NELFUND introduced an online portal in 2024 to streamline student loan application processes, offering detailed guidelines, eligibility criteria, and required documentation for transparency and accessibility.

Additionally, NELFUND introduced a student loan repayment strategy with flexible plans based on graduates' income levels, grace periods before repayment starts, and loan consolidation options. This approach aims to ease the financial burden on graduates and improve loan recovery rates.

== Disbursement ==
On 23 August 2024, the management of NELFUND published the list of institutions that received tuition fee payments for students in their respective institutions. It showed that the sum of N2,946,927,155 had been disbursed to 19 institutions across the country with 27,667 students benefiting.

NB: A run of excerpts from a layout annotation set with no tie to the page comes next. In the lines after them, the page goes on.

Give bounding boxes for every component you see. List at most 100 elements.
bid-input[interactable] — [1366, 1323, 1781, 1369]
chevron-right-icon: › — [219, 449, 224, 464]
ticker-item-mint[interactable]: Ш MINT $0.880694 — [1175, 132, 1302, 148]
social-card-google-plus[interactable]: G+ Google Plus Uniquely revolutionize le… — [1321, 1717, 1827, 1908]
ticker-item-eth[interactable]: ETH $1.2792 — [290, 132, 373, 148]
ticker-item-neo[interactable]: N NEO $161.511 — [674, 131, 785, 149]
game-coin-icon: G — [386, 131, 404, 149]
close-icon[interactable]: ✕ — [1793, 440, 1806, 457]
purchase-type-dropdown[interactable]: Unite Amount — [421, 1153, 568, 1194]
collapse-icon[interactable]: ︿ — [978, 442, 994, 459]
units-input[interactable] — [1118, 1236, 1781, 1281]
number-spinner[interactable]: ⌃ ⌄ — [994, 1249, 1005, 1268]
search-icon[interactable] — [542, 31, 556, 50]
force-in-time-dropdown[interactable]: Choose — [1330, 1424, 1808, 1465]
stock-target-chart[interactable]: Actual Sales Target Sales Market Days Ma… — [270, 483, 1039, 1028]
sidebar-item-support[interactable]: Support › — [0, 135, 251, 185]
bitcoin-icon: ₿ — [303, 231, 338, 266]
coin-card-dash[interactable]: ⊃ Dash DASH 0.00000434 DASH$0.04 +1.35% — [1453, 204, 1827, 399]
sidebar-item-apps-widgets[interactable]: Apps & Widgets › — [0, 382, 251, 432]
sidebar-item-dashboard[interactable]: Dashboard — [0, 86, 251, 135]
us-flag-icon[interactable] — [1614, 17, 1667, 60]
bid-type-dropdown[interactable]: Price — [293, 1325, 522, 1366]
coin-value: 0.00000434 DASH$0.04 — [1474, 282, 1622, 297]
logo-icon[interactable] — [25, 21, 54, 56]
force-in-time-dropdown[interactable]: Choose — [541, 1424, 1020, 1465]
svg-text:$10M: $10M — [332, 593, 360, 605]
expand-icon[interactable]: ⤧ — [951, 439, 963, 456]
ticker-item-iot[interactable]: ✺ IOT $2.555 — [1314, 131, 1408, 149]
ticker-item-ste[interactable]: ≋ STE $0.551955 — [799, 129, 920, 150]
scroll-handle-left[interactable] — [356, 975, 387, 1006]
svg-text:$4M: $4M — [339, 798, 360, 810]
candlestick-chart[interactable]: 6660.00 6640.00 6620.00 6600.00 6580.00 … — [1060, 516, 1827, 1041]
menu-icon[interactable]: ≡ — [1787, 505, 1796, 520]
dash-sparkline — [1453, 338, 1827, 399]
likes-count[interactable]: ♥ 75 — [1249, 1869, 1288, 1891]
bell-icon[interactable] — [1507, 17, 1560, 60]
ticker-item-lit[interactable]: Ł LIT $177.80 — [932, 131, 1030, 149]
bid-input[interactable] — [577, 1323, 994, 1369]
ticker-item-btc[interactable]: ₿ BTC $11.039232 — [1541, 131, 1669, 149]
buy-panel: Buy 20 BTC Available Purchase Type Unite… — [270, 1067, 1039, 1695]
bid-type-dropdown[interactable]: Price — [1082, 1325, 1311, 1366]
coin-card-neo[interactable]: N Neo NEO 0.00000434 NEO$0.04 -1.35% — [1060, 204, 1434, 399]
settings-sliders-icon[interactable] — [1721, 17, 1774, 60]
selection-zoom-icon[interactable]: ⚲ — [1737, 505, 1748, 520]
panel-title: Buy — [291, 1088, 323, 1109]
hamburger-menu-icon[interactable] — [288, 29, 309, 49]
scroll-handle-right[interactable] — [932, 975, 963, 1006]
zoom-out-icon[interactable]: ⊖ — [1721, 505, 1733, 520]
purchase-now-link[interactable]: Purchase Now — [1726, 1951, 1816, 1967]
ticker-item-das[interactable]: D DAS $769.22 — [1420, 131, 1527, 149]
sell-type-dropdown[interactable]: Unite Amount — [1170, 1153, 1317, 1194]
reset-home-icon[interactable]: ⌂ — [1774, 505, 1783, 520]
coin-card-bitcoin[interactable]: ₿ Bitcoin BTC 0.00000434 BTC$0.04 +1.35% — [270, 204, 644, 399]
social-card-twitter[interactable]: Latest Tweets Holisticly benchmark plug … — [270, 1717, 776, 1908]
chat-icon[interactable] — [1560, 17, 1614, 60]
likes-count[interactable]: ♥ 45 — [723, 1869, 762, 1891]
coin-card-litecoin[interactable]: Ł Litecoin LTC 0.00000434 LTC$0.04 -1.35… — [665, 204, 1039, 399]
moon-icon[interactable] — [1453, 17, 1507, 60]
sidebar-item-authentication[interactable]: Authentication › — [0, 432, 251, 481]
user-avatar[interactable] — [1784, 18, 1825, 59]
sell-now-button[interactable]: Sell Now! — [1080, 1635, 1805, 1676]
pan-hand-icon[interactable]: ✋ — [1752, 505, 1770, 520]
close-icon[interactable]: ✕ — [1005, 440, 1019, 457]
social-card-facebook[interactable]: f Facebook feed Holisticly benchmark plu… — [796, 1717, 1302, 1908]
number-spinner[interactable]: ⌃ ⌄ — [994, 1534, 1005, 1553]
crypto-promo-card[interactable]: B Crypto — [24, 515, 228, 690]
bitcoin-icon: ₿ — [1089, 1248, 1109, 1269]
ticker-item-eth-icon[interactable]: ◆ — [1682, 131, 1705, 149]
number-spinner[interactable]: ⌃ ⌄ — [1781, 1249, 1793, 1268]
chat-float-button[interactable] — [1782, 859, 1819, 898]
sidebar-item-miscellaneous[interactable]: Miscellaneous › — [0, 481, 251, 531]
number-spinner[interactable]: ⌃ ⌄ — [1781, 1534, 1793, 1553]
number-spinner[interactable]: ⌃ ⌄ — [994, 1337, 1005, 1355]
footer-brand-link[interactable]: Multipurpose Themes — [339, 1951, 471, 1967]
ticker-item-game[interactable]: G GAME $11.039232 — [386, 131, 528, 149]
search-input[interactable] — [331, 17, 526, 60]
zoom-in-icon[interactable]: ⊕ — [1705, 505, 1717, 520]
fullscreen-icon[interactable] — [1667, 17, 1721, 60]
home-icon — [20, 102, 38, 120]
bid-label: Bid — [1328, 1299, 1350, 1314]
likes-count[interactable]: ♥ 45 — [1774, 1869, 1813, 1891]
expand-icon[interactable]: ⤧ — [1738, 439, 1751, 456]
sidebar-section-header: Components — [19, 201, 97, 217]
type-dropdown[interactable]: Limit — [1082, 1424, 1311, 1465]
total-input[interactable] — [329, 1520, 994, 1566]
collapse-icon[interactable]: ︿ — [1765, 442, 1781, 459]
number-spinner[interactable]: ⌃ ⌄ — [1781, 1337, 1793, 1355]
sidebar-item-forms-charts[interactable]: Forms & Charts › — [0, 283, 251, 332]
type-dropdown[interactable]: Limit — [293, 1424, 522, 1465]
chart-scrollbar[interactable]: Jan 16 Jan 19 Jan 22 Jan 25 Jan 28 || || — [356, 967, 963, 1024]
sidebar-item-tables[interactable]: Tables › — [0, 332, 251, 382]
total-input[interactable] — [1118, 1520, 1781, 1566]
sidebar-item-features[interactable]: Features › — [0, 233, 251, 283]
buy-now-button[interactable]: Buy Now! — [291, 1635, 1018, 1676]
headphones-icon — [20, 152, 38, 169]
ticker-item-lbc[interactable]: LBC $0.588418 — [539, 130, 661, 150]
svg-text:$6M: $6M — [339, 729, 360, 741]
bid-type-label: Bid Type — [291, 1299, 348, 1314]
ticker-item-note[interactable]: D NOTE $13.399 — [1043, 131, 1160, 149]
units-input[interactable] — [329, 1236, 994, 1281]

The 19 institutions that received the payment on behalf of their students are:

- University of Maiduguri: N589,001,500
- University of Ibadan: N201,114,650
- University of Ilorin: N52,897,890
- University of Benin: N24,412,500
- Federal University, Dutsin-Ma: N304,961,800
- Bayero University, Kano: N853,775,000
- Federal College of Education, Abeokuta: N1,945,700
- Federal University of Technology, Minna: N62,928,600
- Obafemi Awolowo University, Ile Ife: N50,414,000
- Federal Polytechnic, Ilaro: N8,347,465
- University of Lagos: N122,494,400
- University of Jos: N209,320,000
- Federal College of Education (Technical), Gusau: N15,600,200
- Federal College of Education (Special), Oyo: N18,502,500
- Federal University, Dutse: N207,106,000
- Federal University, Birnin-Kebbi: N130,002,800
- Modibbo Adama University, Adamawa: N83,837,850
- Federal Polytechnic, Bauchi: N7,218,800
- Federal Polytechnic, Mubi: N2,045,500
On 6 September 2024, the loan agency announced that it has disbursed the sum of N2,416,183,516.80 to additional 40 institutions to bring the total disbursements to institutions to 59. On 17 February 2025, the agency disclosed that it paid N22,736,960,971 as institutional loan for 215,514 students at the end of 2023/2024 academic session.